His thesis, he said, was that the Fed funds rate would need to stay at 3-3.5 per cent, compared to the current 5.25-5.5 per cent.
That level seems high but in a historical context “those are not high rates,” he said. “They are certainly lower than I’ve lived with most of my investing life. They are just higher than the recent past.”
This would still probably impede economic and business growth, as companies struggled to adjust their finances to a less accommodative environment and secure the capital needed to expand output and profits.
“Things will be tougher in the years ahead and we’re already doing big business lending money to companies that are in a jam,” said Mr Marks, who pioneered distressed debt investing in the late 1980s.

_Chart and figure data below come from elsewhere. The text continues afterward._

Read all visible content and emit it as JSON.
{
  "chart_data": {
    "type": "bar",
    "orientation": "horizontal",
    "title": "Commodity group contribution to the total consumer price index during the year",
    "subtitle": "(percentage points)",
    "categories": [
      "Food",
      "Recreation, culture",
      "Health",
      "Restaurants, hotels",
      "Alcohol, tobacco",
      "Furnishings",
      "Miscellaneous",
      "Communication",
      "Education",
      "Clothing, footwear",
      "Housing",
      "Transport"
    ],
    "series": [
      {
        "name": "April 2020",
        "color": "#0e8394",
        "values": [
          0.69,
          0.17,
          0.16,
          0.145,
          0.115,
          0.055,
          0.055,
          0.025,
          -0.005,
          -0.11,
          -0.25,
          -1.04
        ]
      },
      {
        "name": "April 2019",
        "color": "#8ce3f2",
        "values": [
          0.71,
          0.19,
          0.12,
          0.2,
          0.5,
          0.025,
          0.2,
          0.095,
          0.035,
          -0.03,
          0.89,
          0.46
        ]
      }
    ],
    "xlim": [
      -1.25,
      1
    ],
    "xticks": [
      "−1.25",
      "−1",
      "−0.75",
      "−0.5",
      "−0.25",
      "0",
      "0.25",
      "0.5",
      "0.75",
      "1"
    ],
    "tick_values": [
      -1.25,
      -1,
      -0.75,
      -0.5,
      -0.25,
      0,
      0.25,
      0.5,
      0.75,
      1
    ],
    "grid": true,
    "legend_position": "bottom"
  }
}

Many companies, while not at risk of defaulting on their debts yet, had large debt “gaps” in their balance sheets because banks are now charging much higher rates than two or three years ago, and many lenders had shrunk the loans they are willing to grant.
“So we lend it to them. They have a need, we will fill their need, but we’ll charge them for it,” Mr Marks said. “And we can do much more of that in this environment. This is a much more propitious environment for us.”
Oaktree counts several big superannuation funds as investors and has an investment team headed by former Macquarie Capital executive Byron Beath.
Mr Marks said credit investments such as bonds, loans, and high yield debt could offer equity-like returns but with less risk and volatility because of the contractual nature of the cash flows involved in such investments.
Opportunities in distressed debt and corporate restructurings may abound in coming years as problem sectors such as commercial real estate and healthcare companies face challenges servicing or refinancing maturing debts, putting stress on overleveraged balance sheets.
However, Mr Marks said the future of office towers in the US remained so uncertain that it was difficult even for Oaktree to deploy investment capital with confidence.
When it came to dealing with geopolitical and economic uncertainties, he said those did not necessarily mean avoiding major markets such as China, despite its economic struggles and geopolitical risks.
Many investors see China as “uninvestable” because of the economic challenges and geopolitical risks involved, but Mr Marks has been highly successful investing where others haven’t seen value.
“I’m not as afraid of China as everybody else is,” he said. “The one thing we know is that China’s market has really suffered. Many people have applied the label uninvestable, and I have made my whole career investing in things that other people considered uninvestable, like bankrupt debt.
“When other people say I wouldn’t touch that with a 10 foot pole, then that’s where the bargains are. So we are open to investing in China carefully.”
He said he believed the Chinese economy needed to grow at about 5 per cent every year to accomplish its government’s goals. Doing that internally would be difficult given its demographic challenges and its lack of a sizeable consumer class.
And external demand from China’s “buddies”, Russia, North Korea and Iran, wouldn’t be enough to make up the shortfall, and so the second-largest economy needed demand from the rest of the world, Mr Marks said.
“Which in my opinion means they can’t go rogue, so they’ll rattle their sabres and they’ll threaten, but the world is in a place with regard to the developed powers where it’s hard to think about a war. And I think that includes China,” he said.
Mr Marks also said he believed there was a path to peace in the Middle East.
There were several countries that would support a responsible Palestinian government and the building of its economy so that people there could have a future to look forward to: “Many of us believe there is a path to peace. Israel will have to make some tough decisions, but I just don’t think the future is hopeless.”